Las negociaciones de los partidos políticos tras las elecciones del 23-J, el precio de las hipotecas, la ola de calor, los fichajes en el fútbol, todo ha quedado barrido por un tsunami procedente de Tailandia: el asesinato, descuartizamiento y ocultación de los restos de un ciudadano colombiano a manos de un joven cocinero español.
El hecho de que el asesino sea hijo y nieto de famosos artistas de la farándula ha generado una inusitada y morbosa expectación; leo y escucho con suma atención cómo funciona el sistema penal tailandés, cómo transcurre el día a día en sus hacinadas, sórdidas y corruptas ergástulas. Llegados a este punto me malicio que su propósito no sea otro que el de infundir compasión y generar comprensión para con el detenido al ver el futuro, ganado a pulso, que se le avecina. El hecho de haber confesado un crimen tan aberrante, minuciosamente planeado, nos define bien a las claras la catadura moral de ese sujeto.
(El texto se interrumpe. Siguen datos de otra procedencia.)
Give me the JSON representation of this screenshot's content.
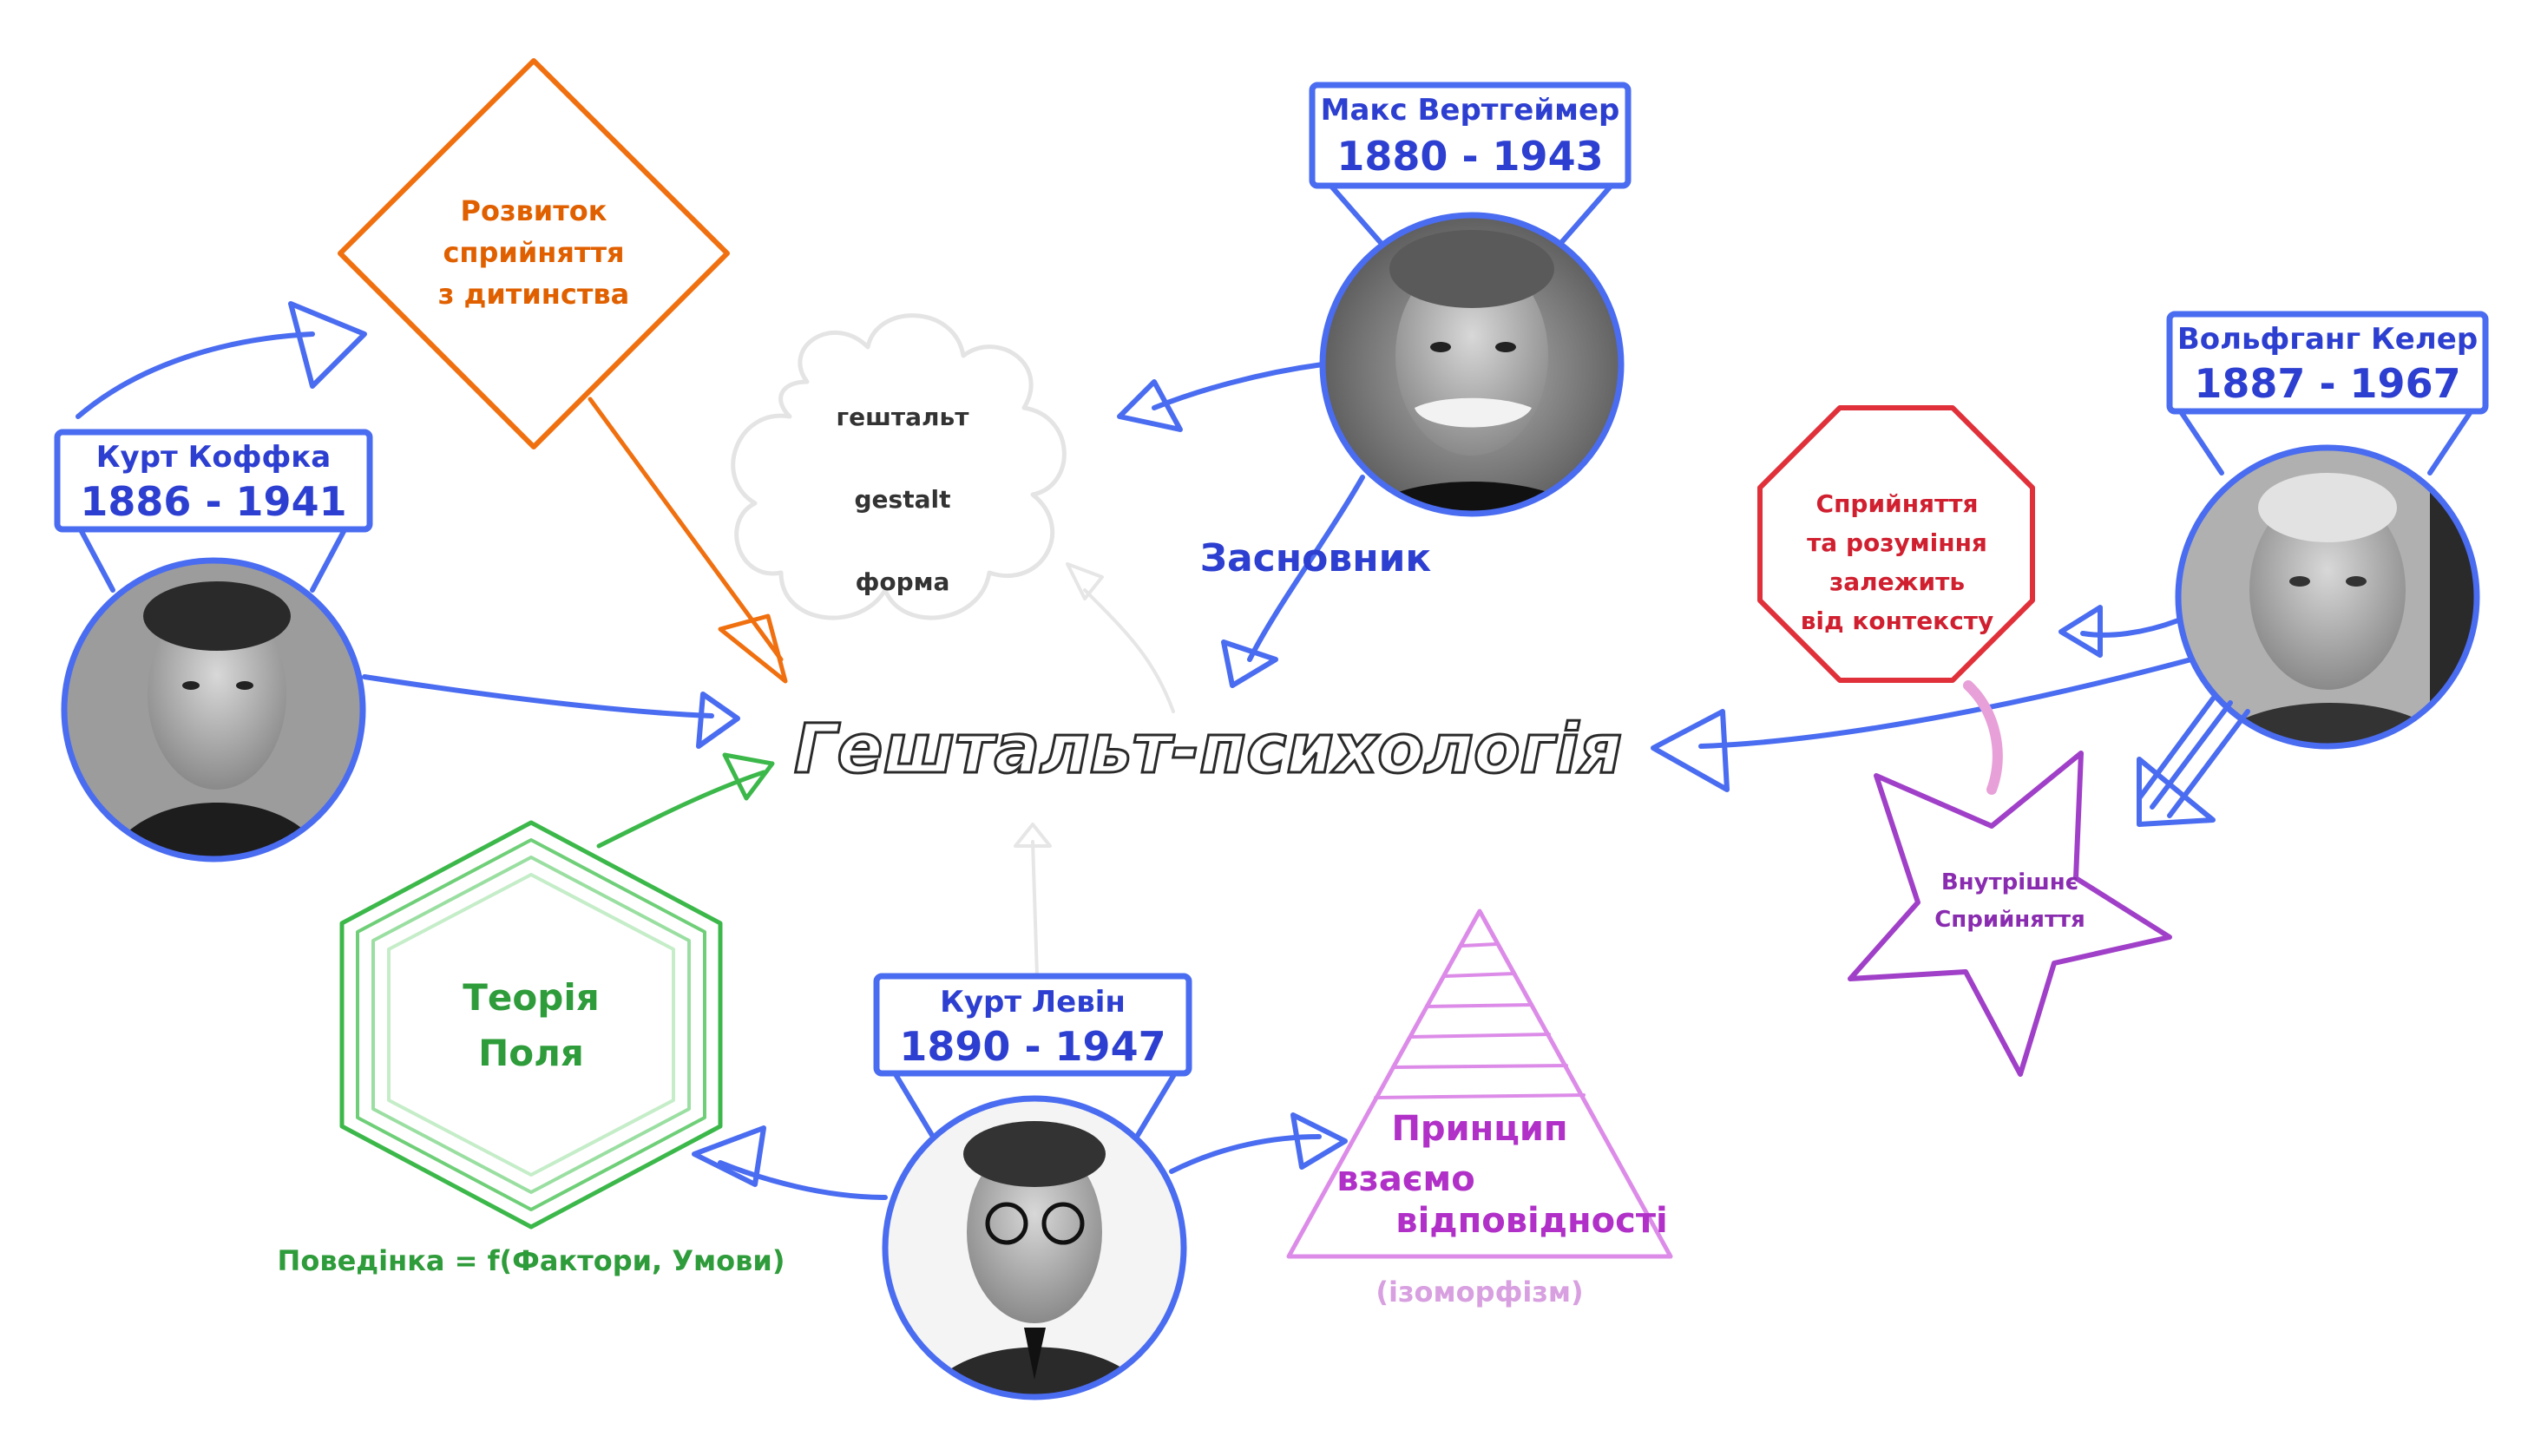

El Código Penal tailandés nada tiene que ver con el nuestro; su concepto de justicia punitiva se encuentra en las antípodas respecto a la llamada justicia “restaurativa” que beneficia exclusivamente a quien quebranta la ley.
La condena que le impongan será cadena perpetua, sin apellidos, o la última pena, sujeta a indulto real.
En la actualidad hay compatriotas, sin abuelo ni padre famosos, cumpliendo pena en países cuyas penitenciarías son el pandemónium; nadie se acuerda de ellos ni se preocupa de su infierno cotidiano. “Dura lex sed lex”, quien la hace la paga y no le salva ni Curro Jiménez con su banda.